De chisteras y kipás

La fascinación por Shakespeare sigue intacta cuatrocientos años después de su muerte

La compañía de Eduardo Vasco finaliza con esta función su gira de "El mercader de Venecia", inaugurando a su vez en Oviedo el ciclo Cervantes & Shakespeare. Un final que es un comienzo y también una continuación, pues Noviembre Teatro es la cuarta vez que acude al bardo inglés desde que su director regresara de la CNTC. Y lo hace con éxito una vez más. Una escenografía sobria, una tarima en el escenario y al fondo un telón de terciopelo al uso. Un pianista en escena recrea los mejores momentos y la iluminación hace el resto. El vestuario de Lorenzo Caprile, de inspiración decimonónica, destaca por sus fracs, levitas, terciopelos y la nobleza de los paños.

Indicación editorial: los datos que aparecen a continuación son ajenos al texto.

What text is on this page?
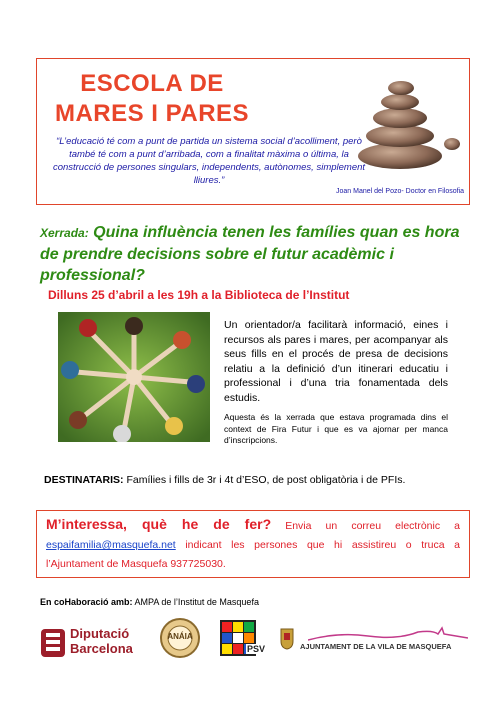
ESCOLA DE
MARES I PARES
“L’educació té com a punt de partida un sistema social d’acolliment, però també té com a punt d’arribada, com a finalitat màxima o última, la construcció de persones singulars, independents, autònomes, simplement lliures.”
Joan Manel del Pozo- Doctor en Filosofia
Xerrada: Quina influència tenen les famílies quan es hora de prendre decisions sobre el futur acadèmic i professional?
Dilluns 25 d’abril a les 19h a la Biblioteca de l’Institut
Un orientador/a facilitarà informació, eines i recursos als pares i mares, per acompanyar als seus fills en el procés de presa de decisions relatiu a la definició d’un itinerari educatiu i professional i d’una tria fonamentada dels estudis.
Aquesta és la xerrada que estava programada dins el context de Fira Futur i que es va ajornar per manca d’inscripcions.
DESTINATARIS: Famílies i fills de 3r i 4t d’ESO, de post obligatòria i de PFIs.
M’interessa, què he de fer? Envia un correu electrònic a espaifamilia@masquefa.net indicant les persones que hi assistireu o truca a l’Ajuntament de Masquefa 937725030.
En coHaboració amb: AMPA de l’Institut de Masquefa
Diputació
Barcelona
ANÁIA
PSV	AJUNTAMENT DE LA VILA DE MASQUEFA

Las interpretaciones de esta obra han hecho correr ríos de tinta. Aunque trata múltiples asuntos, es el debatido antisemitismo el que eclipsa a otros no menos importantes, como la obediencia a unas leyes injustas, de raigambre sofoclea. "Nada es nunca lo que parece en las obras de Shakespeare", nos dice Vasco, y es cierto que en el personaje de Shylock, una de las grandes aportaciones a la literatura universal, conviven el rencor, la usura y el ansia de venganza con una impresionante humanidad, dolor, sufrimiento y amor a la legalidad, con el que se podrían identificar muy bien muchos espectadores hoy en día. La contenida y brillante interpretación de Arturo Querejeta, con matices irónicos, encarna a la perfección el resentimiento y odio servil, en su ansia de lograr el cumplimiento estricto de las leyes, víctima del robo y traición de su hija, así como del insulto y vejación de la sociedad cristiana.

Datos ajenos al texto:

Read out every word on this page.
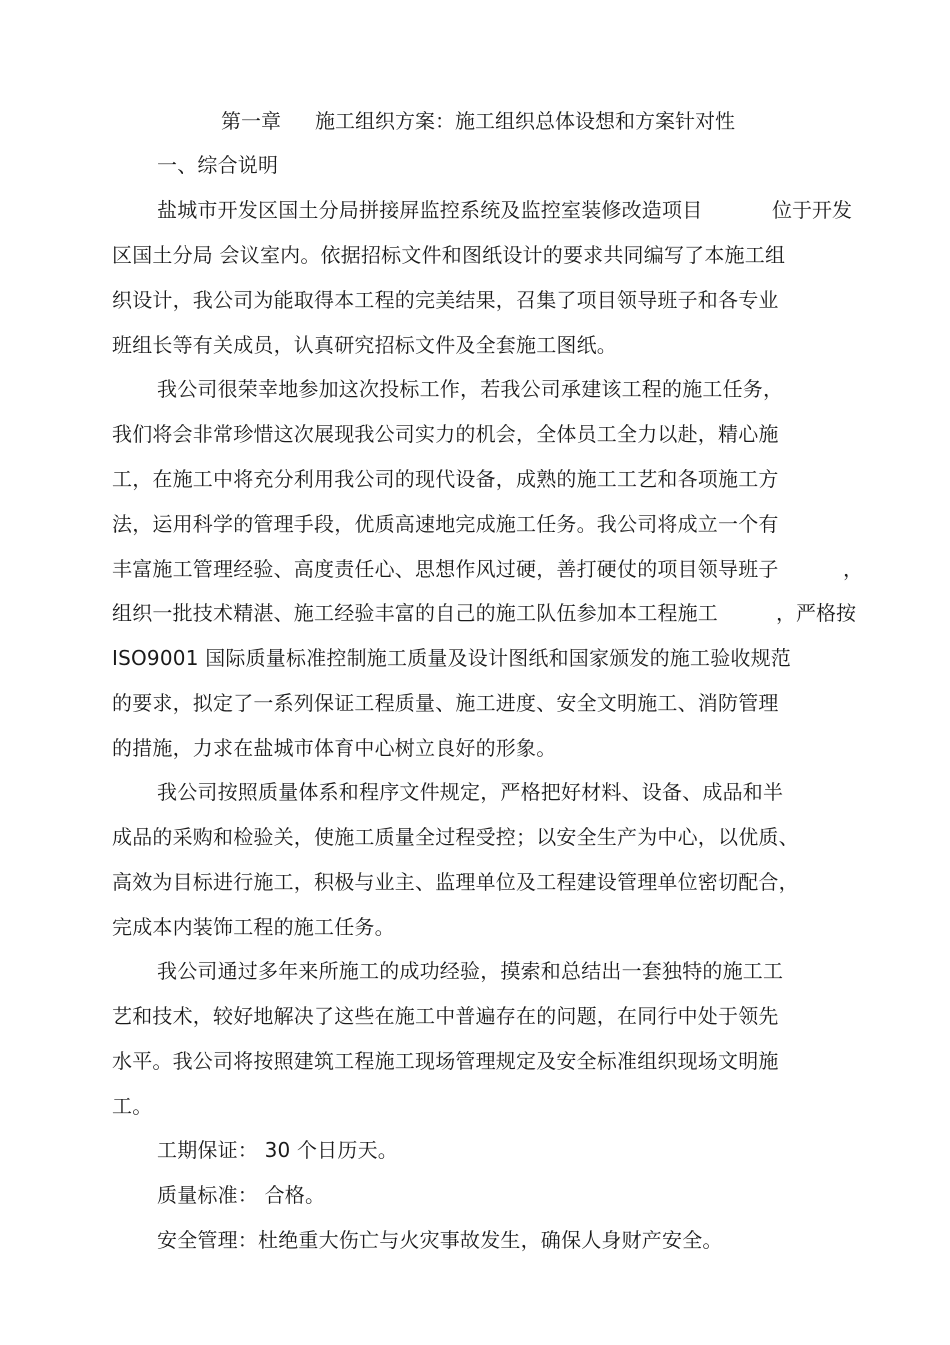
第一章 施工组织方案：施工组织总体设想和方案针对性
一、综合说明
盐城市开发区国土分局拼接屏监控系统及监控室装修改造项目	位于开发
区国土分局 会议室内。依据招标文件和图纸设计的要求共同编写了本施工组
织设计，我公司为能取得本工程的完美结果，召集了项目领导班子和各专业
班组长等有关成员，认真研究招标文件及全套施工图纸。
我公司很荣幸地参加这次投标工作，若我公司承建该工程的施工任务，
我们将会非常珍惜这次展现我公司实力的机会，全体员工全力以赴，精心施
工，在施工中将充分利用我公司的现代设备，成熟的施工工艺和各项施工方
法，运用科学的管理手段，优质高速地完成施工任务。我公司将成立一个有
丰富施工管理经验、高度责任心、思想作风过硬，善打硬仗的项目领导班子	，
组织一批技术精湛、施工经验丰富的自己的施工队伍参加本工程施工	，严格按
ISO9001 国际质量标准控制施工质量及设计图纸和国家颁发的施工验收规范
的要求，拟定了一系列保证工程质量、施工进度、安全文明施工、消防管理
的措施，力求在盐城市体育中心树立良好的形象。
我公司按照质量体系和程序文件规定，严格把好材料、设备、成品和半
成品的采购和检验关，使施工质量全过程受控；以安全生产为中心，以优质、
高效为目标进行施工，积极与业主、监理单位及工程建设管理单位密切配合，
完成本内装饰工程的施工任务。
我公司通过多年来所施工的成功经验，摸索和总结出一套独特的施工工
艺和技术，较好地解决了这些在施工中普遍存在的问题，在同行中处于领先
水平。我公司将按照建筑工程施工现场管理规定及安全标准组织现场文明施
工。
工期保证： 30 个日历天。
质量标准： 合格。
安全管理：杜绝重大伤亡与火灾事故发生，确保人身财产安全。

Antonio podría asimilarse a un bróker actual, cuyas ganancias están en el aire, en activos tóxicos que naufragan al igual que las naves del mercader en el proceloso mar de Wall Street, en el que tampoco faltan los piratas. Esta versión hace poco hincapié en la relación de amistad con tintes homoeróticos de Antonio y Bassanio, quizá rebajada por la interpretación un tanto sobreactuada de Francisco Rojas, que despoja al personaje de cierta humanidad, cargando las tintas desde la dirección con el escupitajo final a Shylock, carente de clemencia o caridad cristiana.

La pieza arranca con ambientación decimonónica, romántica, alejada del tono convencional declamatorio que correspondería de situarse unos siglos atrás. Aunque pronto deriva hacia la farsa en la escena de los cofres, la carnavalada gondolera y los enmascaramientos, con un efectivo juego de sombreros de tres picos, chisteras, kipás y hasta un bombín que va de contrapunto. Batiburrillo estilístico sostenido por la unidad de luces y espacio. Por más que el pretendiente moro y el baturro supongan un refresco para el espectador.

El ritmo es muy ágil, casi trepidante, simultaneando y encabalgando escenas con acierto. Aunque inevitablemente algunas tramas paralelas queden un tanto desdibujadas en la adaptación. El final feliz con ambiente festivo contrasta con la derrota de Shylock, figura gris y mortecina, que arroja su balanza, como aldabonazo a nuestras conciencias. Cuatrocientos años después, como demostraron los aplausos, Shakespeare nos sigue fascinando.